The Royal Box in 1950
Although The Royal Box is a private facility and entry to the Royal Enclosure has always been by invitation only, Royal Ascot provides an opportunity for spectators to watch The Royal Family enjoying a day’s racing, one of their best-loved pastimes.
The first Royal Procession was instituted by King George IV in 1825 and now takes place on every day of Royal Ascot. The opportunity for everyone to see The Queen and other members of The Royal Family arrive in state in their open carriages and then relaxing with their guests in The Royal Box is part of the unique atmosphere that makes this meeting so special and memorable
The Queen arriving on Surprise, 1961
The British Royal Family has always had a special affinity with Ascot Racecourse.

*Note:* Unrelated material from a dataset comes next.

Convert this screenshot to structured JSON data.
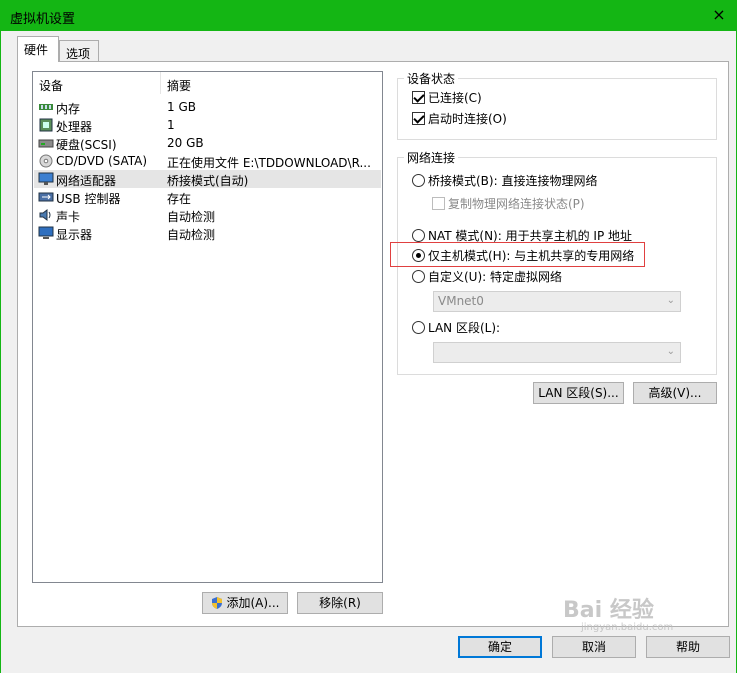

The Queen often rode out at Ascot Racecourse before she hung up her riding boots and Royal Ascot is, and always has been, the only “Royal” race meeting in Great Britain. It was Queen Anne who first chose it as the ideal place to race horses in 1711. It was the presence and patronage of royalty, as well as some of the finest racing in the country, that brought the most fashionable people in society, as well as the huge crowds, to Ascot.
The Royal Enclosure
The highlight of the season for centuries. The first Royal Box was commissioned by King George IV in 1822 from George Nash – architect of Buckingham Palace. The small enclosure erected around it would eventually become the Royal Enclosure. Admission was naturally, and strictly, limited to those with a personal invitation from His Majesty. The Royal Enclosure remains to this day one of Ascot’s most famous icons and perfectly encapsulates the glamour and excitement of this unique racecourse.